Academic courses taken by high school students
American Education, April, 1984 by Thomas D. Snyder
Recent reports have suggested that many high school students do not take enough academic courses. The National Commission on Excellence in Education recommended that high school graduates complete four years of English, three years each of mathematics, science, and social studies, and a semester of computer science. A new study by the National Center for Education Statistics found that fewer than 3 percent of the 1982 high school graduates satisfied these recommendations. if the computer science course requirement were excluded, fewer than one in seven of all students, and fewer than one in four of the college-bound students, would meet the recommendations.
The 1982 high school graduates earned an average of 12.9 credits in academic courses during their four years of high school. In general, students in private schools earned about three more academic credits than students in public schools. There was also considerable variation among the different regions of the country. Students in New England and the Middle Atlantic states graduated with the highest average, 14.3 credits, compared to the lows of 11.7 in the Mountain states and 11.9 in the East North Central and East South Central states. Ninth graders earned an average of 3.6 credits in academic subjects out of a total of 5.6 credits for the year (see accompanying chart). The average number of academic credits declined slightly in the 10th and 11th grades, before dropping to a low point of 2.6 credits in the senior year.

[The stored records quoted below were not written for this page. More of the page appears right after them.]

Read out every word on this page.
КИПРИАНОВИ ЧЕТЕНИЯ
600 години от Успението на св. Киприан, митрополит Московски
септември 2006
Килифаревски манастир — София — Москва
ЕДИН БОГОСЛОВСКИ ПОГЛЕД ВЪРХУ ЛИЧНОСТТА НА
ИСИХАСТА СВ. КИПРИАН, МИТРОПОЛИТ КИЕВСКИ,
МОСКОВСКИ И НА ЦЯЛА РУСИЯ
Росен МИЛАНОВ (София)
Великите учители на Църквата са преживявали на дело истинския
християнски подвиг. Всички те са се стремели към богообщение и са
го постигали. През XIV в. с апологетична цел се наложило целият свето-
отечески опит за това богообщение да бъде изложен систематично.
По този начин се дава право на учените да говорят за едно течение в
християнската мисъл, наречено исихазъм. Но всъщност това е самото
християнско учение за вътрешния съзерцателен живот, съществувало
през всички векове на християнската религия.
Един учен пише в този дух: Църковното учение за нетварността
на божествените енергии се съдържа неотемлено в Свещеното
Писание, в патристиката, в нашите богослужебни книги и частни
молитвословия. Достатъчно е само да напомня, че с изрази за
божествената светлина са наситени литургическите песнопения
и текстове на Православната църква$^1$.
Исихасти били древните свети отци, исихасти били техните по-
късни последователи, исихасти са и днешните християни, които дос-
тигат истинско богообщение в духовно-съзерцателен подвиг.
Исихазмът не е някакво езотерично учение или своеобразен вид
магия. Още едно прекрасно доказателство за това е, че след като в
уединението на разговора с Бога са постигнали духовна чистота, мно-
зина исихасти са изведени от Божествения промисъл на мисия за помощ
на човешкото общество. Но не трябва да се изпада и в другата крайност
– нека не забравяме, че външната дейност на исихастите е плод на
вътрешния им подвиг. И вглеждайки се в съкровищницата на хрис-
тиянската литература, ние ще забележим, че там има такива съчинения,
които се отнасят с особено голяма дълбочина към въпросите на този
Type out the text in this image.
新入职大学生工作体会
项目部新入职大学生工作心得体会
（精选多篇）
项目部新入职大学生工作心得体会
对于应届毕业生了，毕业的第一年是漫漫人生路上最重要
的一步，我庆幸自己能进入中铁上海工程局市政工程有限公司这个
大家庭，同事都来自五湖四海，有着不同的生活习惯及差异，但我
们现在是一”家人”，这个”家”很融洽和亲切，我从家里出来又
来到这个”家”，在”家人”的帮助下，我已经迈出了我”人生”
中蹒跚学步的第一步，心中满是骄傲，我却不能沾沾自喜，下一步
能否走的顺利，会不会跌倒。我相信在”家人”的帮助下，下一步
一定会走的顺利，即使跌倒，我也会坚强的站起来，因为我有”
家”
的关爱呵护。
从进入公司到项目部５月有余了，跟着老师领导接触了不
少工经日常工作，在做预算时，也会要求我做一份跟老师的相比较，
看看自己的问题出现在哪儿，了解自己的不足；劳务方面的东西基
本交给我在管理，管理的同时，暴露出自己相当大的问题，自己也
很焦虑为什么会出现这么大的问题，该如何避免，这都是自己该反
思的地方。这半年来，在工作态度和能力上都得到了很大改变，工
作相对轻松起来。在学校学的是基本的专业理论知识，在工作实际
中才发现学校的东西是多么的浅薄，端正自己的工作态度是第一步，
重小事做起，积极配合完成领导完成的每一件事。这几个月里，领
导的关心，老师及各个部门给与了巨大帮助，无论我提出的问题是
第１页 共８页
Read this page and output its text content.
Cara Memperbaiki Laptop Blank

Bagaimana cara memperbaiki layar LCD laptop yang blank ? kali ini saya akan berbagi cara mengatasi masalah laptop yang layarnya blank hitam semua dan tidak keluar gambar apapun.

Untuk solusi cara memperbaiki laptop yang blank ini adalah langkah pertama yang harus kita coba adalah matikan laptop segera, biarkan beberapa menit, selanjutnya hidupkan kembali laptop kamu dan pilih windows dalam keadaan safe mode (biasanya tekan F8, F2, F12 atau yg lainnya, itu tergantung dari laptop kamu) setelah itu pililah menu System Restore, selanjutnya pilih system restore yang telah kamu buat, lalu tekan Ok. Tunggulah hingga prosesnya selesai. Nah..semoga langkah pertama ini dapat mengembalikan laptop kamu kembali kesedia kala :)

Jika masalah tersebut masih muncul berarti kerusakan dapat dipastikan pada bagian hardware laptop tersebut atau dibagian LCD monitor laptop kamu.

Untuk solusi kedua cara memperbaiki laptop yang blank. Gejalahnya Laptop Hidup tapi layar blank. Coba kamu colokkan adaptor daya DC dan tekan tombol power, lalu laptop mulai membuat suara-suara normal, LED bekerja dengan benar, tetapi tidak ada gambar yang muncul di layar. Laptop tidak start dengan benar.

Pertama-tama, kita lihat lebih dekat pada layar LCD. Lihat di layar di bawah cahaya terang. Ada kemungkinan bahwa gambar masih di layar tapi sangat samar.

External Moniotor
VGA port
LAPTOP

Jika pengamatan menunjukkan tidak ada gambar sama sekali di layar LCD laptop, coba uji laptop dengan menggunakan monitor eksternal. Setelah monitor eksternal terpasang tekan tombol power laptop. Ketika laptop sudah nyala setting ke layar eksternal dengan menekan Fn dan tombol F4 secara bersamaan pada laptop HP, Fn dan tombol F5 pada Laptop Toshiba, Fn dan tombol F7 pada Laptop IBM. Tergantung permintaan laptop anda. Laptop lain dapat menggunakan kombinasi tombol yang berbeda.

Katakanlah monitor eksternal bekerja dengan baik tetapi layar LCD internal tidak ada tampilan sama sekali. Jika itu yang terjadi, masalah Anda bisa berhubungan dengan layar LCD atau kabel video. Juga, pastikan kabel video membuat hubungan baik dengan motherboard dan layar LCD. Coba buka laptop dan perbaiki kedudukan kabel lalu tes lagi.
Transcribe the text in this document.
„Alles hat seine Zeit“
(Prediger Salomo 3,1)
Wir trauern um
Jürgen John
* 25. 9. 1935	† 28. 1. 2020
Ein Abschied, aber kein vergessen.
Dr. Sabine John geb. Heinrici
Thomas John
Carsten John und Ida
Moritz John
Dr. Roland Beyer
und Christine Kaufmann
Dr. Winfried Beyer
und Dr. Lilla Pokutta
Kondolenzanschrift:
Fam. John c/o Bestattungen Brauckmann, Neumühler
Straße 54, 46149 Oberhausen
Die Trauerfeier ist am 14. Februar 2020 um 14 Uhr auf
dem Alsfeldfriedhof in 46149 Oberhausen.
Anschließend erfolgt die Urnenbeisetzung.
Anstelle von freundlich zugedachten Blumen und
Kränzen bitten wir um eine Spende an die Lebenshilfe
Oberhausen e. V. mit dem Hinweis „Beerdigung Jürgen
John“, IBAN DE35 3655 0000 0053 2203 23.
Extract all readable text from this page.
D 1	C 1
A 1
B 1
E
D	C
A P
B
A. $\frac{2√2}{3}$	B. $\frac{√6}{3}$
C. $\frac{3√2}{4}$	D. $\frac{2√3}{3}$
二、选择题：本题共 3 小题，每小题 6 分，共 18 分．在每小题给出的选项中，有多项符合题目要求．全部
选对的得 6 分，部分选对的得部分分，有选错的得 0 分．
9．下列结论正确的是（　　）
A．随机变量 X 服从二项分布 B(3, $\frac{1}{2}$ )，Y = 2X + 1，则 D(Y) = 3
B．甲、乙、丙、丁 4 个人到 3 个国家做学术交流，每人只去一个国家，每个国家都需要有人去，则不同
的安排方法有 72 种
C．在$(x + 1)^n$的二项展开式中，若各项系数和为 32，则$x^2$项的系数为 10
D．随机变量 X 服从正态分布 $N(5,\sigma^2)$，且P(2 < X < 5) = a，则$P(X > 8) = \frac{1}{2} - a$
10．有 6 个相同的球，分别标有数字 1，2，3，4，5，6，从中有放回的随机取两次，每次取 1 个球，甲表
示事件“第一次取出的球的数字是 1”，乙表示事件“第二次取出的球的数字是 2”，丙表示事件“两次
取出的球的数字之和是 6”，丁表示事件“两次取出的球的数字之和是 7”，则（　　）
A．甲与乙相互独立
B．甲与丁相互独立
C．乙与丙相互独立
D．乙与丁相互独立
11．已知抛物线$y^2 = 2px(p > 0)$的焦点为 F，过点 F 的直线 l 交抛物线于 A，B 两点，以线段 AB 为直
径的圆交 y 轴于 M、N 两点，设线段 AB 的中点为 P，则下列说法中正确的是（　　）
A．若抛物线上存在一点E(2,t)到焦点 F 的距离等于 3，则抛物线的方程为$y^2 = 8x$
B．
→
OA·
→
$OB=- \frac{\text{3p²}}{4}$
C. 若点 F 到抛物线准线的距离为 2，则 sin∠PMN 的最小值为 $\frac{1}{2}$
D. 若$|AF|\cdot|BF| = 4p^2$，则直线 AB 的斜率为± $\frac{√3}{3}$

During the four years of high school, students earned more credits in English (3.8) than in any other academic subject. They are earned an average of 3.1 credits in social studies, 2.6 in mathematics, 2.2 in science and 1.1 credits in foreign languages. Students completed more mathematics and science courses in the ninth grade than in the other years of high school. In contrast, 11th and 12th graders took more courses in the social sciences. The average number of courses taken in foreign languages and in mathematics declined in each of the last three years of high school.
Although most students did not meet the Commission on Excellence recommendations, some earned more credits than required, particularly in certain subject areas. For example, the Commission recommended that students take three years of mathematics and three years of science, but 21 percent of the students took four or more units of mathematics, and 13 percent completed four or more science units. About one student in four received at least one credit more than required in social sciences and in foreign languages. But 16 percent of the students took only one mathematics unit and 29 percent only one unit of science. One-fourth of the college-bound high school graduates did not take any foreign language courses at all.
The courses completed by the graduates of 1982 varied considerably, depending upon the type of program they reported taking in high school. Vocational students took 4.6 fewer academic units than those in college preparatory programs, but only one unit less than students in general programs.